Reflecting on the work, Ela Bittencourt wrote in frieze magazine: “By further removing any direct relationship to the original archival images, Pousttchi expresses a healthy scepticism towards photography’s ability to reliably author the past.” (1)

The Horizons underscore the artist’s interest in questions of photography’s materiality and indexicality today and are also emblematic of ongoing processes of urban change in Berlin.

Forming a dialogue with the works on canvas are new, colourfully glazed ceramic sculptures. These works also draw on the urban experience of Berlin, in particular on the specific history of the city’s development. The rapid production of bricks on a mass-scale in areas around Berlin played a central role in the emergence of the city as a global metropolis in the early 20th century. Reflecting the artist’s fascination with functional objects in the urban realm, the ceramic forms are derived from historical architectural elements.
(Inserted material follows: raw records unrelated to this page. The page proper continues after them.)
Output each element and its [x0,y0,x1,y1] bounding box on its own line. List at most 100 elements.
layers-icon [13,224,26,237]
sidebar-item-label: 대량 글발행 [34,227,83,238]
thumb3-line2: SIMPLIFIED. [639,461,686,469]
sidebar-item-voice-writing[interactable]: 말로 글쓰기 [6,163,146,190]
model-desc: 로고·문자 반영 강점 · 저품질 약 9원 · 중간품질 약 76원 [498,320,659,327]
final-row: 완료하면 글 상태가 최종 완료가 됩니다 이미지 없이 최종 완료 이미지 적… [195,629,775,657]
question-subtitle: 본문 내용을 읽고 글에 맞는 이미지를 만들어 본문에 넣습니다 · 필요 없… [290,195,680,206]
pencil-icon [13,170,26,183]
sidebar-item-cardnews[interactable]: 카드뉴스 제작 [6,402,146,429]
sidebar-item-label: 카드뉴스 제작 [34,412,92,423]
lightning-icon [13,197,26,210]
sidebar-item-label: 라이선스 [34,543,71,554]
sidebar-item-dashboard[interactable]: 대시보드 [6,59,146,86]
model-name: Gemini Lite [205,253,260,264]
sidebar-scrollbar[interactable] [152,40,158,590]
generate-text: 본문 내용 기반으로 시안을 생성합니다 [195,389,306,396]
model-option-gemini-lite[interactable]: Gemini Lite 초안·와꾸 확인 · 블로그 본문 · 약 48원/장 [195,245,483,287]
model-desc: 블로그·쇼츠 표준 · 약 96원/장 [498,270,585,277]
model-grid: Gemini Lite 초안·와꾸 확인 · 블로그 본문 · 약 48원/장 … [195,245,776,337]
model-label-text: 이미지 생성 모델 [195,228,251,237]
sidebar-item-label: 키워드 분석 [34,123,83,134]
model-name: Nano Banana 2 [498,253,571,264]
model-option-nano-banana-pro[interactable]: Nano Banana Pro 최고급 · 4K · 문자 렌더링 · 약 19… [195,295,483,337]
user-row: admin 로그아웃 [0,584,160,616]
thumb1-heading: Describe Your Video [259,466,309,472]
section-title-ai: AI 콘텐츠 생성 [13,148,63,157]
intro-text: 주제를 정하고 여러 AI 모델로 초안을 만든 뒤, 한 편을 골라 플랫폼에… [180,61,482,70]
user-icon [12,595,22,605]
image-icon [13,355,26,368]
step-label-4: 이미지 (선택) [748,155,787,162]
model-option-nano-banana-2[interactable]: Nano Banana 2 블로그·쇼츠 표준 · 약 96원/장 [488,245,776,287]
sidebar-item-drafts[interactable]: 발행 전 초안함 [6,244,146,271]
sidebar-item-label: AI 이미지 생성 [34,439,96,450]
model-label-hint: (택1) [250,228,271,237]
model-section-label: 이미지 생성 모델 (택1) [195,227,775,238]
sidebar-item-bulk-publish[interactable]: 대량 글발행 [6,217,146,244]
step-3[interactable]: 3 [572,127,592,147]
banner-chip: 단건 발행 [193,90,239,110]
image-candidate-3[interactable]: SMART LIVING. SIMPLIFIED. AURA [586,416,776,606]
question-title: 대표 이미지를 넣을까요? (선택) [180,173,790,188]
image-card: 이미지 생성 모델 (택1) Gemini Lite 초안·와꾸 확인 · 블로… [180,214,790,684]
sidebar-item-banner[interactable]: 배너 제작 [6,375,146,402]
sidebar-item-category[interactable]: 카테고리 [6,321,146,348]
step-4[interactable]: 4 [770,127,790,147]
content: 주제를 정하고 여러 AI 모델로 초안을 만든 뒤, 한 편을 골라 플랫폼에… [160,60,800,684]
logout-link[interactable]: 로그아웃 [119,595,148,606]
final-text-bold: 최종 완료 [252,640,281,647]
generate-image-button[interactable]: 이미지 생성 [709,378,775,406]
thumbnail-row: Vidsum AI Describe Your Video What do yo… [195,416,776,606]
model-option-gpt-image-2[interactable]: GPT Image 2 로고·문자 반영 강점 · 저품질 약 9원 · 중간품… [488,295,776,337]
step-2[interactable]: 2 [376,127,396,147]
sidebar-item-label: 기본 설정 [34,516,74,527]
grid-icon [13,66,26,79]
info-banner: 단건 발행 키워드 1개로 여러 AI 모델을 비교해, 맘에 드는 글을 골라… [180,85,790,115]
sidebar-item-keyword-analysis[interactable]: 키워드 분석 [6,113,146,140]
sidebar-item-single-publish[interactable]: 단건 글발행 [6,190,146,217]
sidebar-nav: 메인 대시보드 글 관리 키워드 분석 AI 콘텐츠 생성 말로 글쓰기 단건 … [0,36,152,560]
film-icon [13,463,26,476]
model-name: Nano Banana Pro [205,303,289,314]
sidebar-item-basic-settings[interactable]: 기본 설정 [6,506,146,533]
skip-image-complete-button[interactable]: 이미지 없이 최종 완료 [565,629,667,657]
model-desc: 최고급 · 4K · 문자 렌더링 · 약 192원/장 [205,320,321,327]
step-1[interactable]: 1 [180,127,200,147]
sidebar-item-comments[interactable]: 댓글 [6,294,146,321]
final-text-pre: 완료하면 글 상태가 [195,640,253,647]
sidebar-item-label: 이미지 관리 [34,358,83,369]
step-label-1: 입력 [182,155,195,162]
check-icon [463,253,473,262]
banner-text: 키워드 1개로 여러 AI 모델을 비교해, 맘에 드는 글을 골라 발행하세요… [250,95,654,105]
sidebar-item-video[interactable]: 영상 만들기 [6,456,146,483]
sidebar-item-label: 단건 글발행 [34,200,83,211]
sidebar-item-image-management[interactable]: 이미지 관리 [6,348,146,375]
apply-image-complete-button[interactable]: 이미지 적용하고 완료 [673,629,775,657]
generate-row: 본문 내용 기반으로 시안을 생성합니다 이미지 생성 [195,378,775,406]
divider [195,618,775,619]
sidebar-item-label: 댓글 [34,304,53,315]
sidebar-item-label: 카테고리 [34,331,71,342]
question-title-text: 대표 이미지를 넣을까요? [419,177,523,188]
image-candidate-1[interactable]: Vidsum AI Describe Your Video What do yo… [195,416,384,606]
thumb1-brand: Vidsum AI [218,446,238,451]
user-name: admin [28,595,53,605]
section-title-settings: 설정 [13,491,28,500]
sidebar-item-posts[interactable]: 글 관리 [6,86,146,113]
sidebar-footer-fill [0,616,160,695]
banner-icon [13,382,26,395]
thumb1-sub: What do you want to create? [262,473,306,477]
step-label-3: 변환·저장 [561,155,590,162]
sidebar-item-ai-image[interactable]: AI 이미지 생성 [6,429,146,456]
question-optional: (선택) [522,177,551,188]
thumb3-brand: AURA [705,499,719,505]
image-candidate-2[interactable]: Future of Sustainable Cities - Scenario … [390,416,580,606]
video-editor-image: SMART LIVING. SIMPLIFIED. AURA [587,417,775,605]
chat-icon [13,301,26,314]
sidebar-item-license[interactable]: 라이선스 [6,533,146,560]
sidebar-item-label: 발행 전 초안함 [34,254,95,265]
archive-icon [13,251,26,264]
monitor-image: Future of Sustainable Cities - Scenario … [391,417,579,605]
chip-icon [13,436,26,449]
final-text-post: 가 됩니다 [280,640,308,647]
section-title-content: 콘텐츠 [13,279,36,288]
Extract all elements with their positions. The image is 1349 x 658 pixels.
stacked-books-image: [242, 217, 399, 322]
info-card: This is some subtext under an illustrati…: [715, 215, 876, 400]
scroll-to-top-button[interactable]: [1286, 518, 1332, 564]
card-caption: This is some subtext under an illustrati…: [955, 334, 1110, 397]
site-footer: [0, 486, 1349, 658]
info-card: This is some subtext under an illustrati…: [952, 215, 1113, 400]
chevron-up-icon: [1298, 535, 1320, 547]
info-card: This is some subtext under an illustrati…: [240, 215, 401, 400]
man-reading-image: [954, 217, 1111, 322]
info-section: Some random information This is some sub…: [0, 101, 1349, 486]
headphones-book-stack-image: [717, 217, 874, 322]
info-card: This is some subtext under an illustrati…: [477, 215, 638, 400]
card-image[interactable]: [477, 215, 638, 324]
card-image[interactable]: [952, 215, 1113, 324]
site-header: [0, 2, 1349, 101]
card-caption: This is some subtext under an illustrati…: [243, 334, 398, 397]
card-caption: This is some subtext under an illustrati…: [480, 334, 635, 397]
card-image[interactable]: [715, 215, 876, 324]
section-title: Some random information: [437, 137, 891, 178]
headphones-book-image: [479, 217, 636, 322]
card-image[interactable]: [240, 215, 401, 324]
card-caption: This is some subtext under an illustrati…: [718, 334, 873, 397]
The latest works in the sculptural series Vertical Highways are created from transformed guardrails, another element of urban space. The vertical orientation of the street objects, which are typically used horizontally, alters their familiar spatial configuration, endowing the works with new meaning detached from their original regulatory function. Rather, the sculptures emerge as markers of change, fluid structures, and dissolving boundaries.

Bettina Pousttchi was born in Mainz in 1971 and lives in Berlin. She studied at the Kunstakademie Düsseldorf and completed the Whitney Independent Study Program in New York. Her work has been exhibited extensively at international art institutions. In recent years, she has had solo exhibitions at venues including the Museum of Contemporary Art in Shanghai, the Bundeskunsthalle Bonn, and the Museum Haus Konstruktiv in Zurich, where a catalogue is forthcoming at year’s end. Previous solo exhibitions have been held at the Berlinische Galerie in Berlin, the Arts Club of Chicago, the Hirshhorn Museum and Sculpture Garden in Washington D.C., the Philips Collection in Washington D.C, the Nasher Sculpture Center in Dallas, the Schirn Kunsthalle in Frankfurt, and the Kunsthalle Basel.

In December, the Buchmann Galerie will present Bettina Pousttchi’s extensive photographic series World Time Clock at Art Basel Miami Beach. The series has previously been shown in solo exhibitions of the artist’s work at the Hirshhorn Museum and Sculpture Garden in Washington D.C., the Berlinische Galerie, and the Aurora Museum in Shanghai.